The composition marks the shift. Manufacturing took 54 percent of the quarter's inflow — the first majority-manufacturing quarter since the series began — with electronics, semiconductors and defence co-production accounting for the bulk. The Japan corridor alone delivered $9 billion of announcements converting to first tranches: the Dholera fab's equipment financing, two OSAT facilities, and the battery-materials complex in Gujarat.
The war quarter's strange dividend runs through the numbers. The February-March crisis, which cratered that quarter's inflows to $11 billion, appears to have accelerated rather than deterred the strategic money: boards that spent the spring pricing Taiwan-strait and Hormuz scenarios concluded, in the words of one Japanese executive the data release quotes, that 'the resilient supply chain and the growing market are the same address'. Defence co-production inflows — Javelin assembly, the naval-systems ventures — tripled year on year.
The scepticism the record demands is compositional.
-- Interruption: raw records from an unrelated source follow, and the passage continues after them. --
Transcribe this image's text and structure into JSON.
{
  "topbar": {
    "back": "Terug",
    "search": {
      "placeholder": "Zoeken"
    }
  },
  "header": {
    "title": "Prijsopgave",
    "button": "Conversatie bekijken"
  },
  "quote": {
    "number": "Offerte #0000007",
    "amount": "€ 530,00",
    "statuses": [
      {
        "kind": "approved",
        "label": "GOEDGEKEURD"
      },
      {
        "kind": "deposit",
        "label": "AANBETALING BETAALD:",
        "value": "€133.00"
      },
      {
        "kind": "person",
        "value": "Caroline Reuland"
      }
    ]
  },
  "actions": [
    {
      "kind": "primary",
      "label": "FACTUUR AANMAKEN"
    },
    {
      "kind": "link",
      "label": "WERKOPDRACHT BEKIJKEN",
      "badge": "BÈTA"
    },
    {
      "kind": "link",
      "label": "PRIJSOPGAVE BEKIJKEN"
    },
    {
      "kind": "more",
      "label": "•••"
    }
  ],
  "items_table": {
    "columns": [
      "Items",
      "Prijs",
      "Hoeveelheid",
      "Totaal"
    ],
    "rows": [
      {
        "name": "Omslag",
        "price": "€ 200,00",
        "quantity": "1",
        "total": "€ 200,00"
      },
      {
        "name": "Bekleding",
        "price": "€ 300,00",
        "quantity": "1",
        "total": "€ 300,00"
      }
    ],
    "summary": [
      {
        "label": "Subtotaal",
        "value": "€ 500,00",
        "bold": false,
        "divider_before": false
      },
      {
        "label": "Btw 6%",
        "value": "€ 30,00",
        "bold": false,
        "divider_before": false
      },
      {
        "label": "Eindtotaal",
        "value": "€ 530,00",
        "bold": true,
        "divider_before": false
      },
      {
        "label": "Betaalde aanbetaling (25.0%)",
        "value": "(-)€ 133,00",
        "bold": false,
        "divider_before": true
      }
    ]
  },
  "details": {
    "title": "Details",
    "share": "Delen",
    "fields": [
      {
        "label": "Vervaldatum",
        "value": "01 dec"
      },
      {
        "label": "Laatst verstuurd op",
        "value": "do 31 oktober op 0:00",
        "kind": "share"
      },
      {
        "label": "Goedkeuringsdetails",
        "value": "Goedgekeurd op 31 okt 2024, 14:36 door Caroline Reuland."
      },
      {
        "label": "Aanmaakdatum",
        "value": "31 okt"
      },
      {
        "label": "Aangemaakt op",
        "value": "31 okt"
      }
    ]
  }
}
Portfolio-style private-equity flows dressed as FDI have inflated Indian quarters before; DPIIT's greenfield share — 61 percent this quarter against a 45 percent decade average — is the rebuttal, though execution risk on announced projects remains the series' old ghost.
The pipeline suggests momentum: the EU agreement's investment chapter, the pending US electronics deal, and the second Japan tranche all land inside four quarters. Capital, which spent a decade calling India the perennial next destination, spent this quarter behaving as if it had arrived.